In many ways, Magawisca was an innovative female character. Author Catherine Sedgwick boldly created her to be both physically and emotionally strong while maintaining a classic femininity. Still, Sedgwick allows this character to fall into the archetype of the noble savage, which is exemplified in her feelings toward Mrs. Fletcher. Magawisca was in a sense gifted to Mrs. Fletcher as a servant. Magawisca’s own family was torn apart during a conflict with European settlers, and Mrs. Fletcher behaved as if being in the presence of a Christian white family was a blessing for the lowly Native American: “…you will soon perceive that our civilized life is far easier—far better and happier than your wild wandering ways, which are indeed, as you will presently see, but little superior to those of the wolves and foxes.” Nonetheless, when Mrs. Fletcher was murdered by Native Americans, Magawisca still found it in her “noble” heart to feel sympathy for the woman who did not perceive her as an equal human being.

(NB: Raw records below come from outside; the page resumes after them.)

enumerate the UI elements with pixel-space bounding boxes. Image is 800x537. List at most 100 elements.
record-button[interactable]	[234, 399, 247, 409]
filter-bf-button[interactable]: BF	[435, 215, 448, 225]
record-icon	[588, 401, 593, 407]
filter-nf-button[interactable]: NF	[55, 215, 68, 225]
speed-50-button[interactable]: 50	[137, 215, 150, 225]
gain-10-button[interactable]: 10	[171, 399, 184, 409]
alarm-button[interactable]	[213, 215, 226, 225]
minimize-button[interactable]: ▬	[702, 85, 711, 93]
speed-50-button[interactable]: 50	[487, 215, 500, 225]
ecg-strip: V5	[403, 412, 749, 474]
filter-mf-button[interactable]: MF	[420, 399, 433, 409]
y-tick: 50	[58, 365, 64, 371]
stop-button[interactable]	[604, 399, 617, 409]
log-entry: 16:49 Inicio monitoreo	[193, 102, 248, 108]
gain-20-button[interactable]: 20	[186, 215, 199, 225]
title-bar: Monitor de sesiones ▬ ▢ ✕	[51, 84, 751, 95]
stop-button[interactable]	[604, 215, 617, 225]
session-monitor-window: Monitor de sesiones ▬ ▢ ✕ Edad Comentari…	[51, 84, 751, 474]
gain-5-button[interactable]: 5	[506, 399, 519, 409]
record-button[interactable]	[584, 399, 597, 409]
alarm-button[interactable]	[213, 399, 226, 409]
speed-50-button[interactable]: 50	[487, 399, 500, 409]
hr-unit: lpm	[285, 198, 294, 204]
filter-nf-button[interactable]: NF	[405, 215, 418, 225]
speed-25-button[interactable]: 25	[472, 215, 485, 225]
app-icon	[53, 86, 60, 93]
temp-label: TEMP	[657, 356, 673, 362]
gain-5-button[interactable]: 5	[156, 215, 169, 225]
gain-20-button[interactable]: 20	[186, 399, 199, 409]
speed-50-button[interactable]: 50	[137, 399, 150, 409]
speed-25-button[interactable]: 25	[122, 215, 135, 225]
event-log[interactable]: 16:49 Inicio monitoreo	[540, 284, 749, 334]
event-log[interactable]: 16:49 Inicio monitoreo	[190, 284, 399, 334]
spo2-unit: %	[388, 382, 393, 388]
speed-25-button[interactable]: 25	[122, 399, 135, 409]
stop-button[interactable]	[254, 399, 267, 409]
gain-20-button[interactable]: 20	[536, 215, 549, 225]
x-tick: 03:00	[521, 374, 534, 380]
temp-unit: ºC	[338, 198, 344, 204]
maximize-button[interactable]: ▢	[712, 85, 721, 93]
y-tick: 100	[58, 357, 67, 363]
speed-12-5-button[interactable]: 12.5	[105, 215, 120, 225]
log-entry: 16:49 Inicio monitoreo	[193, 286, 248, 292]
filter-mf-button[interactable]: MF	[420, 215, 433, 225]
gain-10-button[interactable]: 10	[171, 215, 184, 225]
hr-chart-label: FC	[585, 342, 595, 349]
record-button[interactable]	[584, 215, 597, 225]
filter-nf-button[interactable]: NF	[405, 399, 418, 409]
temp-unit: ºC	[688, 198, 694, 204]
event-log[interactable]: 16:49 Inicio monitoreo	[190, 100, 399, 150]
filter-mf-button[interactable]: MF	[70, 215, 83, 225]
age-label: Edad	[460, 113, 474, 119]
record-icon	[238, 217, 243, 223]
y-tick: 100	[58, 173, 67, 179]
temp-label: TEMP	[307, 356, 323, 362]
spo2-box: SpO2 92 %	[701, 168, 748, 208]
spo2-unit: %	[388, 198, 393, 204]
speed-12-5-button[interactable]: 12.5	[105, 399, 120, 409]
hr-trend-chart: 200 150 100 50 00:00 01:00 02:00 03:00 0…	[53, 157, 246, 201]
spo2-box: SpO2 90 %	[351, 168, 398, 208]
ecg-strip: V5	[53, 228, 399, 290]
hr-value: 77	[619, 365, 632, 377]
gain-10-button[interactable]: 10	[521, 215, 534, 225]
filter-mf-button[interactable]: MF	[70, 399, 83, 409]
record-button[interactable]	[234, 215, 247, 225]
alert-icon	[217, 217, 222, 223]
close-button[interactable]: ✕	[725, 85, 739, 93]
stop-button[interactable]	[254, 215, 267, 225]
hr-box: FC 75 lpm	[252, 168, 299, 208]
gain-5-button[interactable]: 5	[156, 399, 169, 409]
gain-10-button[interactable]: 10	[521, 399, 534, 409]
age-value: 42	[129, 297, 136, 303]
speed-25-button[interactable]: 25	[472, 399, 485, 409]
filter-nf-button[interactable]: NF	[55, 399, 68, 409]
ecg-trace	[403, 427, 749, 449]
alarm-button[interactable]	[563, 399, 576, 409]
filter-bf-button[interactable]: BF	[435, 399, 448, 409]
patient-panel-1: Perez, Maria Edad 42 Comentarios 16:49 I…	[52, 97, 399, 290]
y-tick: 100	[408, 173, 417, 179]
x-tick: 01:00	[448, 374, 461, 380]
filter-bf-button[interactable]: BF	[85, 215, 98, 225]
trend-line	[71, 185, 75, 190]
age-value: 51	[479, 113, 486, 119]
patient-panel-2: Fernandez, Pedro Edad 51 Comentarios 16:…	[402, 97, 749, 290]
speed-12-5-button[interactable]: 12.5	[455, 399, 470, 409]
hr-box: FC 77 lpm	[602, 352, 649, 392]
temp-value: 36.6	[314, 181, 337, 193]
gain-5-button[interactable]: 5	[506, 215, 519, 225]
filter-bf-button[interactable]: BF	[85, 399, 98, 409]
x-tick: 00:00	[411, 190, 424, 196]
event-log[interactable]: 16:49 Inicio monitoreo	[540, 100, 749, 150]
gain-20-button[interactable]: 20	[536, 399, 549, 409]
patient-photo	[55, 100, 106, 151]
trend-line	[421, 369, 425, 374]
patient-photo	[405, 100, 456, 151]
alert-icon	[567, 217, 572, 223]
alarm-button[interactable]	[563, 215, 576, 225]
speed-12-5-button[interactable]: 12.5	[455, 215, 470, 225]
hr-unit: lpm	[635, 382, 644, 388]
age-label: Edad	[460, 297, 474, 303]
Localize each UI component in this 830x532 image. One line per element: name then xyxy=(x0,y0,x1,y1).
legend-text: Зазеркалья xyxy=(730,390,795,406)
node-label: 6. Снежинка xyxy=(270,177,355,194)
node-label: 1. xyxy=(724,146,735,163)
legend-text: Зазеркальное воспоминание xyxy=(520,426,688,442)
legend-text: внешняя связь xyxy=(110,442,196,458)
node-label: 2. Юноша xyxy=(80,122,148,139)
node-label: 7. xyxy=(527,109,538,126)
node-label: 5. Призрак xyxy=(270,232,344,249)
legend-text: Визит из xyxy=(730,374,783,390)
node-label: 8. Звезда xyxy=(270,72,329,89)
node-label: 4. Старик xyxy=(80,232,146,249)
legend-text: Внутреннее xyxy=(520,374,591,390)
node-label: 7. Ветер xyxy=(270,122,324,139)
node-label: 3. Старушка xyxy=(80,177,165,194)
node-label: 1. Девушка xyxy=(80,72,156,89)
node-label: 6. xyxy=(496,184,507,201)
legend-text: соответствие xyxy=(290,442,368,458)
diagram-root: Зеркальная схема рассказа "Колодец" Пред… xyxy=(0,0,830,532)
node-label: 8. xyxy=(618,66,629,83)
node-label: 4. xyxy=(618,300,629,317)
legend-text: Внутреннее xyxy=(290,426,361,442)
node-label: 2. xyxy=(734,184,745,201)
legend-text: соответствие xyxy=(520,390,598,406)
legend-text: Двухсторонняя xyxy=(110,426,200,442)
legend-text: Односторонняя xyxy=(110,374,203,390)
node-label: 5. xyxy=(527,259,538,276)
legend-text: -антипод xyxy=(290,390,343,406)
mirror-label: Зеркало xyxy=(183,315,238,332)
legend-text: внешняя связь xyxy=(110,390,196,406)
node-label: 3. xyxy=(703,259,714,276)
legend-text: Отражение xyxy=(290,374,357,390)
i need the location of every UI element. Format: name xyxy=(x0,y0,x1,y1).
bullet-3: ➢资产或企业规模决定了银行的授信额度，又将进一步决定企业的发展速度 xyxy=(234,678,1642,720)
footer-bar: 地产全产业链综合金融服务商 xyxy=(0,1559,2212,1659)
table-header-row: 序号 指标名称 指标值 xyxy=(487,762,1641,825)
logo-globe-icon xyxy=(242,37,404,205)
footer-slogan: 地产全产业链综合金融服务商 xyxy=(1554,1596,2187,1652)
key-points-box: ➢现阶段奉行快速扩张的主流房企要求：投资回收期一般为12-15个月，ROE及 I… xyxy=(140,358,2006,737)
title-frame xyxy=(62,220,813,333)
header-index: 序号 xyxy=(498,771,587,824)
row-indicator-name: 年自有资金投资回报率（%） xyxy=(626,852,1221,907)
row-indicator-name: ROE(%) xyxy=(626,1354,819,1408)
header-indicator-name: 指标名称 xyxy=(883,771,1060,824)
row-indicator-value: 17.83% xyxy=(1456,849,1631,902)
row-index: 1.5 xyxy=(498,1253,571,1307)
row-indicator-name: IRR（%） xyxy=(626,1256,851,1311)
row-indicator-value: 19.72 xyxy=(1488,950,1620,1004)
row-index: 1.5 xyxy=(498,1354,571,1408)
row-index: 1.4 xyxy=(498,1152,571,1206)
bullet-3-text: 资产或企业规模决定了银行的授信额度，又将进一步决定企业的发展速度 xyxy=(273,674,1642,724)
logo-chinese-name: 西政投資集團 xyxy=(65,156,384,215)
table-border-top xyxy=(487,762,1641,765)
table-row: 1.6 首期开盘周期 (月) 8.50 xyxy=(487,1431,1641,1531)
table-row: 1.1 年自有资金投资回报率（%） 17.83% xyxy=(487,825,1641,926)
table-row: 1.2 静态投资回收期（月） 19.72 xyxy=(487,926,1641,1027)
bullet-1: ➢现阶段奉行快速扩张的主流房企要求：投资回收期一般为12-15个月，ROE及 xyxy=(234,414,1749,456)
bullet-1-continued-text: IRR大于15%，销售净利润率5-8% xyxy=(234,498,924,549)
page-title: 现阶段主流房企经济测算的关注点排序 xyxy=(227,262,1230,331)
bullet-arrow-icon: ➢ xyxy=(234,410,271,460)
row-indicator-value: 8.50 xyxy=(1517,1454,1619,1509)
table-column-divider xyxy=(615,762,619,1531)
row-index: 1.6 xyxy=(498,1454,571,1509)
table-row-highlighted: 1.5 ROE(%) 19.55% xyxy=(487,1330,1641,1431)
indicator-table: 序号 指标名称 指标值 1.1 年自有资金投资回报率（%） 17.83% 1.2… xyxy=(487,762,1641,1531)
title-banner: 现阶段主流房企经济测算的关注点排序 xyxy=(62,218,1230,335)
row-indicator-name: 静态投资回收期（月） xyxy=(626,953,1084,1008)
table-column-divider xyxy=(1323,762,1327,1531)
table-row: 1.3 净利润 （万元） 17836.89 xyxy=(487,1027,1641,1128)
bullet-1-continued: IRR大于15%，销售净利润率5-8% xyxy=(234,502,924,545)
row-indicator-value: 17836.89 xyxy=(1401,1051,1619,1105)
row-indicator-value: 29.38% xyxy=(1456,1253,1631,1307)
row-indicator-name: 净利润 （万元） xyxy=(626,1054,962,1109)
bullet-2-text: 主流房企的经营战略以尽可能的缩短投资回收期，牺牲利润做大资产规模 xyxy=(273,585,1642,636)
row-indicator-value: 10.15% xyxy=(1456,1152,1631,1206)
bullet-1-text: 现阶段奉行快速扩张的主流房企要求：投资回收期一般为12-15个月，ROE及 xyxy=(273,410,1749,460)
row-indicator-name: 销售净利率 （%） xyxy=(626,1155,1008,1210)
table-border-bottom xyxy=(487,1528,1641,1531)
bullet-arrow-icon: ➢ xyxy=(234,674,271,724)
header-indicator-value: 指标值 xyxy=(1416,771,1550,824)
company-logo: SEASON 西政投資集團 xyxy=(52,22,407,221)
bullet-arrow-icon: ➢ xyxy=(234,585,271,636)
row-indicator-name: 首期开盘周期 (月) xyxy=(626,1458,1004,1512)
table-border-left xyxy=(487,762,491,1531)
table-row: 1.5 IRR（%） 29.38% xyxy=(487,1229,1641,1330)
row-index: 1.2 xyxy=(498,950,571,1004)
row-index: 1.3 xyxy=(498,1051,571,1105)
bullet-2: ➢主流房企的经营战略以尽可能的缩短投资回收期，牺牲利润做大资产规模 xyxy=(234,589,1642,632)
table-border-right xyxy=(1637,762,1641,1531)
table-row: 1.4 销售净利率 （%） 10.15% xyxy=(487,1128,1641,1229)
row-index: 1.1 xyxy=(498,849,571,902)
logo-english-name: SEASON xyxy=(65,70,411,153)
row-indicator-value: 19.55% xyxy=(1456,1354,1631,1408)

Magawisca also gives a substantial sacrifice to save the life of Everell, the son of Mrs. Fletcher. While back with her own family, who were involved in the killings of Mrs. Fletcher and her other children, Magawisca’s father decides that Everell should also be murdered to avenge the transgressions made against his people. These transgressions directly affected Magawisca and those that she loved, yet she intervened in her father’s attempt to behead Everell: she threw herself over Everell’s neck and into the path of the falling axe, losing her arm. With this action it could be argued that Magawisca, with all of her complementary traits, still falls into the category of the noble savage. The noble savage is somewhat of a simpleton who is innately good, even when good behavior is not necessarily in their best interest. Sedgwick portrays Magawisca as having not been stained by civilized society and therefore sacrifices a part of her self to save the man who represents the downfall of her own society. While Everell was not necessarily an enemy as an individual, his very presence as a European settlers in away the gates her own yet she is still ready to sacrifice her limb to preserve Everell’s life.
Hope Leslie’s Magawisca is in many ways the genesis of a strong, heroic female literary character. Yet Sedgwick infuses this character with a literary trope that is prejudice. Do you think Sedgwick intended to make this character another noble savage, or was it an accidental trait of a Native American that she herself has heard of many times?